La Fausta
de chaudes caresses et d’indomptable volonté. Elle comprenait qu’elle n’avait ni à approuver ni à désapprouver. S’adressant plus directement à l’abbesse, Fausta continua :
— Donc, ils sont vingt-trois qui, fatigués de la tyrannie de Sixte, ont résolu d’élever une Eglise devant son Eglise, un trône devant son trône… Trois ans se sont écoulés depuis… J’habitais alors Rome, le palais qu’avait habité mon aïeule Lucrèce. Le sang des Borgia bouillonnait dans mes veines. Riche, belle, adulée, seule au monde, je voyais mon palais plein de seigneurs et de princes de l’Eglise… Mais je n’avais de joie qu’à compulser les écrits du vieux temps, à relire la terrible légende des Borgia mes ancêtres, à suivre d’un regard rêveur la trace fulgurante qu’ont laissée dans le ciel de l’histoire ces trois météores qui s’appellent Alexandre Borgia, César Borgia, Lucrèce Borgia… Et j’ai senti en moi l’esprit vaste d’Alexandre, la fougue conquérante de César, le cœur de Lucrèce. Etre à moi seule ce qu’ils ont été à eux trois ! Sentir le monde chrétien palpiter sous ma parole comme il a palpité sous la parole d’Alexandre, le monde guerrier trembler sous mon glaive comme il a tremblé sous le glaive de César, le monde des courtisans s’incliner devant moi comme il s’est incliné devant la force et la beauté de Lucrèce… Oui, je faisais ce rêve inouï, lorsque je rencontrai Farnèse…

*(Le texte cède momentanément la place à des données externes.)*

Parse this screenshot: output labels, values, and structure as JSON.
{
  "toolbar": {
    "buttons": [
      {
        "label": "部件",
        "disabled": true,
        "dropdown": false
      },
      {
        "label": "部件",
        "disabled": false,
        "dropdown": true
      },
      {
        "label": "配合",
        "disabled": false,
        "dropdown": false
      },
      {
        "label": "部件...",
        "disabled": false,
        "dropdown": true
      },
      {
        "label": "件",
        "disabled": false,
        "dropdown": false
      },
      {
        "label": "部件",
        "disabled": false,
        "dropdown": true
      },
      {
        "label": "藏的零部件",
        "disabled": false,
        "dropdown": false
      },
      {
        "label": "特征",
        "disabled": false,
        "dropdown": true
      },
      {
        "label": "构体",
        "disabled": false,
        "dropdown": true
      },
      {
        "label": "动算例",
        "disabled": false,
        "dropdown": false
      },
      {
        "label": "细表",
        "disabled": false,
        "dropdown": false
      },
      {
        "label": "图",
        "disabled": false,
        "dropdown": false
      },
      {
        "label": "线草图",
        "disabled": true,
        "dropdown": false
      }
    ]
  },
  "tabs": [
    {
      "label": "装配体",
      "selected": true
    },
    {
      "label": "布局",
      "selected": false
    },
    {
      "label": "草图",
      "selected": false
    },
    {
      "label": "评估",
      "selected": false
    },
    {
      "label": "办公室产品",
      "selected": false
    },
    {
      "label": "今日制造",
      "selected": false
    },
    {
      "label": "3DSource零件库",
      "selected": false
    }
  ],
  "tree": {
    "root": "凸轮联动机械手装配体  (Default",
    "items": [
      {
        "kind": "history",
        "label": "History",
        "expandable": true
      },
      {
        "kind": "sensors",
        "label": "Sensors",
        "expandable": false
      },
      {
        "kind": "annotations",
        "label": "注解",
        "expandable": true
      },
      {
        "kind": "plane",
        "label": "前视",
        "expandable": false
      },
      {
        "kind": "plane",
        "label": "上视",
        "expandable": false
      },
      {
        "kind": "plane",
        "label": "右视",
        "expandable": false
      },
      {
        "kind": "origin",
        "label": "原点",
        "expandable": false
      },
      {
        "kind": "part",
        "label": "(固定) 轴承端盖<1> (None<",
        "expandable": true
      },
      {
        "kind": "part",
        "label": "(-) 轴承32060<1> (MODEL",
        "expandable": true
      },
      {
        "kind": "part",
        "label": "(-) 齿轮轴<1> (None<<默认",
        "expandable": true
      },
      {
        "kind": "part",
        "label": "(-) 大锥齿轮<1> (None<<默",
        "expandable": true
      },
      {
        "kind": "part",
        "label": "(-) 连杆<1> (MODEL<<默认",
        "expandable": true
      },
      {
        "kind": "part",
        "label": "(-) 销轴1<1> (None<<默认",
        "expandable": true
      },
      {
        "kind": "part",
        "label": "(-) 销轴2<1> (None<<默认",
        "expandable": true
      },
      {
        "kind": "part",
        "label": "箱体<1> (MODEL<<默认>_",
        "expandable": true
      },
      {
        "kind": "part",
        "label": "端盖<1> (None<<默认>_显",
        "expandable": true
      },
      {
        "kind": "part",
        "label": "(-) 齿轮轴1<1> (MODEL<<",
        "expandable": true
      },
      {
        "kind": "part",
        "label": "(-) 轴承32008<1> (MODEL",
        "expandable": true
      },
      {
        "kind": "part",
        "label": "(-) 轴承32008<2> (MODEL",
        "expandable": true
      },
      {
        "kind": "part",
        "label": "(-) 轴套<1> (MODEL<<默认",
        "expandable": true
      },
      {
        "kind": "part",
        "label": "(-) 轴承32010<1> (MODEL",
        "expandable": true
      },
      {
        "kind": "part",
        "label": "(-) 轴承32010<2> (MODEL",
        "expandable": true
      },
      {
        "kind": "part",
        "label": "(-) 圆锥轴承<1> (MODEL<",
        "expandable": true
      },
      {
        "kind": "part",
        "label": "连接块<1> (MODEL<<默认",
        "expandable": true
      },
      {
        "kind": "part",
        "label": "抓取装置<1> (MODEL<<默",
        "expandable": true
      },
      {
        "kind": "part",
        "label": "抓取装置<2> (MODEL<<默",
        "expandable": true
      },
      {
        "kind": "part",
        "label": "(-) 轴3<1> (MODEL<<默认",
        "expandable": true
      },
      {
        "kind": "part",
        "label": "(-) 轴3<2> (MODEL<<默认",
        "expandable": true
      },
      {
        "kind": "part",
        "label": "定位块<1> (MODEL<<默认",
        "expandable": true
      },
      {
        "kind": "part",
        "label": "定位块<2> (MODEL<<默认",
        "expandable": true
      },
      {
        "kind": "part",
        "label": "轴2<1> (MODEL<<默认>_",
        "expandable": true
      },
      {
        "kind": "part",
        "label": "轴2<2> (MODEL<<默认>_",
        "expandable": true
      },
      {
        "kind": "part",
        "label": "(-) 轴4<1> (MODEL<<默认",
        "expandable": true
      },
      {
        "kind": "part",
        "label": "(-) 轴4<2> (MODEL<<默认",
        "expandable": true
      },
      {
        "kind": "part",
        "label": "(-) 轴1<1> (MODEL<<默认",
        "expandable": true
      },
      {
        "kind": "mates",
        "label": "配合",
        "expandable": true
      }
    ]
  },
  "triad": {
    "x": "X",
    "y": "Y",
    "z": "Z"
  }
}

Fausta, à ce moment, tomba dans une songerie que Claudine se garda d’interrompre.
— Farnèse ! répéta seulement Fausta. C’est lui que je conquis le premier, et c’est lui qui le premier m’abandonne !…
— Quoi ! madame… le cardinal Farnèse !…
— Un soir, reprit Fausta sans répondre, Farnèse vint me chercher dans mon palais. Il connaissait mon rêve… Il en avait suivi le développement. Il me témoignait une sorte d’admiration… Ce soir-là, donc, l’ayant suivi, nous sortîmes de Rome et, par un antique tombeau de la Voie Appienne, nous pénétrâmes dans les Catacombes. Arrivé à un vaste carrefour éclairé de torches, je vis les vingt-trois revêtus de leurs simarres… « Voici celle que vous savez, dit Farnèse. Voici celle qui peut vous sauver… »
Alors les vingt-trois m’entourèrent. Je ne tremblai pas devant ce que j’entrevis à l’instant. Je n’eus pas peur de la proposition terrible que je devinai dans tous les yeux… Et lorsqu’elle fut enfin formulée, cette proposition, j’acceptai… Longtemps je parlai à ces hommes qui m’écoutèrent dans un effrayant silence… Et lorsque j’eus fini de parler, l’un après l’autre ils vinrent s’agenouiller devant moi et me baisèrent la main en signe de soumission… Alors l’un d’eux, le plus vieux, passa à mon doigt cet anneau…
Fausta allongea la main et montra l’anneau que nous avons signalé. L’abbesse s’inclina respectueusement et fit le signe de croix.
— Je me mis à l’œuvre, continua Fausta. En si peu de temps, j’ai bouleversé l’Italie dont presque tous les évêques sont prêts à me reconnaître. J’ai bouleversé la France, parce que son roi, aux premières ouvertures de Farnèse, haussa les épaules. Ce roi, je l’ai fait chasser. J’en ai choisi un autre…
Fausta retomba dans un morne silence.
— Il me semble, dit timidement Claudine, que les événements se déroulent bien selon vos plans…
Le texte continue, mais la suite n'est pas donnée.